Can Australian states survive?

Sydney Harbour Bridge and Sydney Opera House (picture Ian Brown)

A very interesting talk on the state of federalism in Australia yesterday, given by Geoff Anderson of Flinders University, Adelaide. The discussion about whether federalism is primarily about centralisation or decentralisation gets some extra dimensions from the discussion in Australia.

On one side, there is the development of communications and transport connecting the different states together – “Australians treat aeroplanes like buses”, said Geoff Anderson – which encourages the strengthening of the federal level. The Australian business community firmly supports the moves for efficiency, in the form of “a seamless national economy”: the qualifications for hairdressers and plumbers in one state are not recognised in others, for example. This is the political consensus. Anyone who attempted to raise a discussion about states’ rights would be seen as an economic wrecker.

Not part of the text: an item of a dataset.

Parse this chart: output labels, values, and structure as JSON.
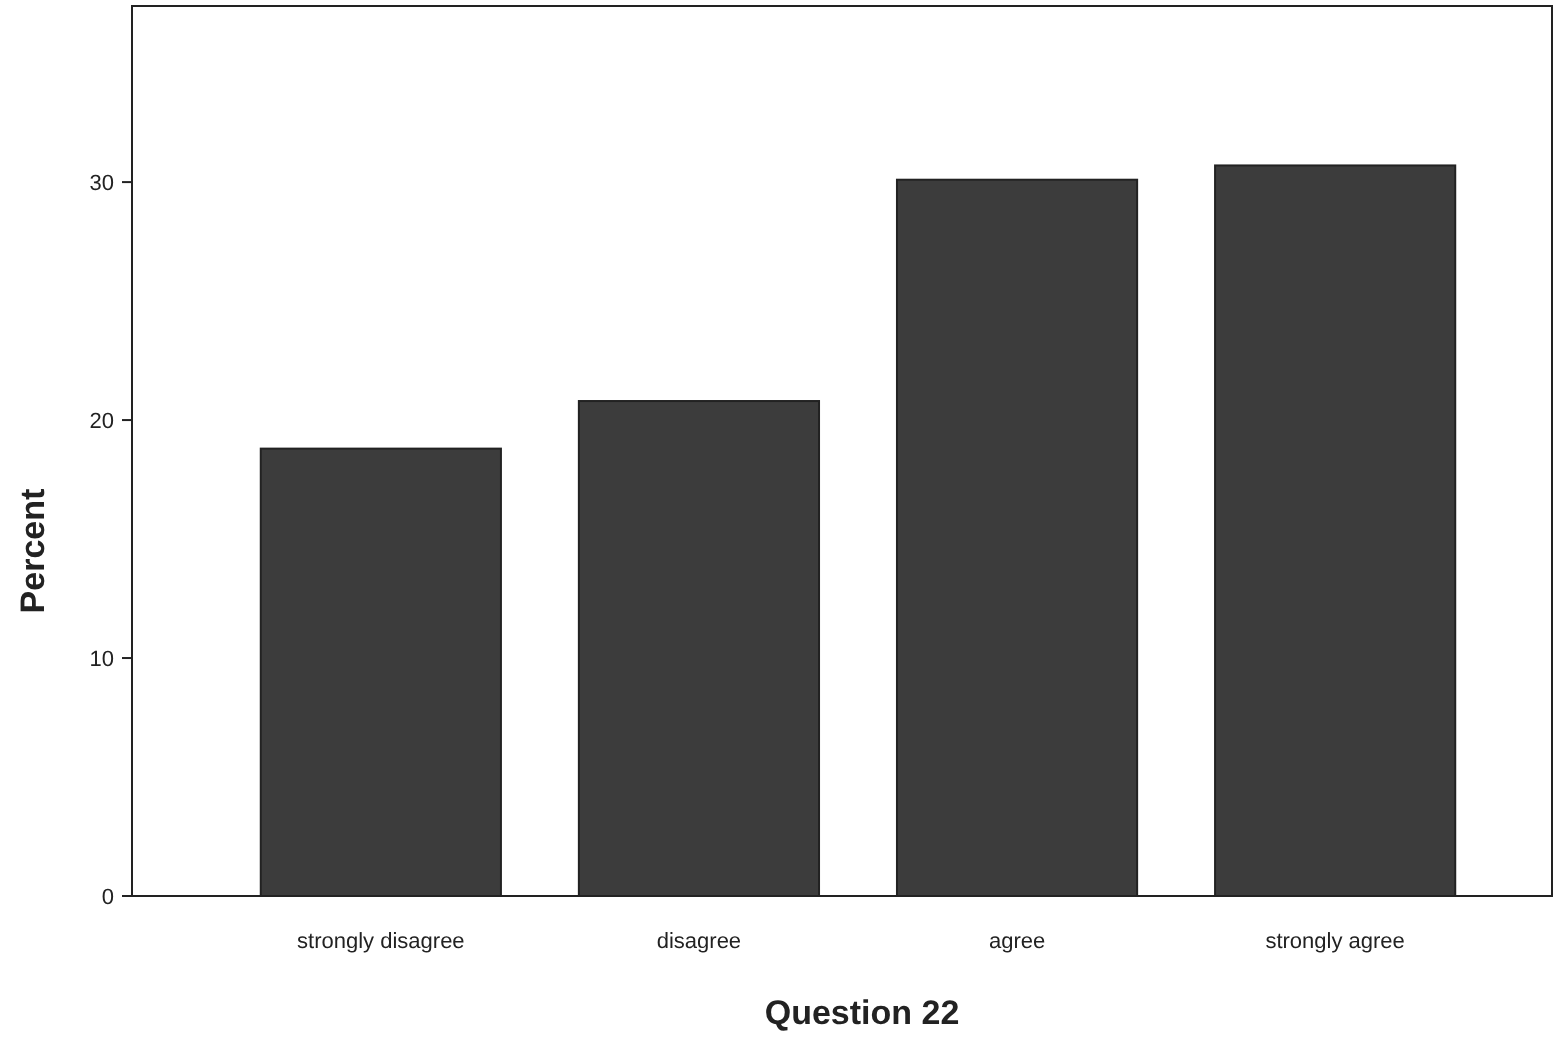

There are other examples, too, where decision-making is perhaps too decentralised. The Murray-Darling river basin, which flows through four states, lacks a common approach to managing abstraction rates, so it is often at very low levels and sometimes even dries up altogether.

The notion of subsidiarity, in which powers are exercised at the most appropriate level, would be very relevant here. But Geoff Anderson also described how centralisation could go, in some respects, too far.

The fact that Australia had signed an international treaty of the protection of habitats gave the federal government the right to intervene in state government decisions on infrastructure questions, according to a judgment from the High Court of Australia. Australian participation in the war on terror had led to the federal government, which does not have the competence for law and order, imposing expectations on the state governments, which do. And a feature of the constitution which permits the federal government to attach conditions to its financial transfers to the states had, unsurprisingly, led to a great many such conditions being attached. Schools, a state responsibility, would only get funding if they had working flagpoles, for example, and followed a standard history curriculum.

One of the factors encouraging this development had been party political. For a number of years recently, the federal government had been Liberal while all the state governments were in the hands of the Labor party. The debate about the best level at which to enact a particular policy had therefore become entwined with a debate about which policy to follow.

There were no obvious answers to these dilemmas. A further factor in the centralisation of Australian politics is the national media, that demands that national politicians take action even on matters that could (and should) be decentralised. The politicians themselves are able and happy to oblige. The Australian federal constitution does not appear to have enough protections for the rights of the states, and power accretes upwards.

It is not inevitably the fate of a federation that power should become more centralised: the whole point of federalism is to ensure that it cannot, but the factors that kept Australia decentralised – the sheer size of the country, its origins as a set of separate colonies – have grown less important as time has passed and the factors that reward centralisation – economic liberalisation, environmental impacts – have become stronger. I did not get the impression from Geoff Anderson that decentralisation and diversity are generally seen in Australia as values in their own right. I think that is probably a pity.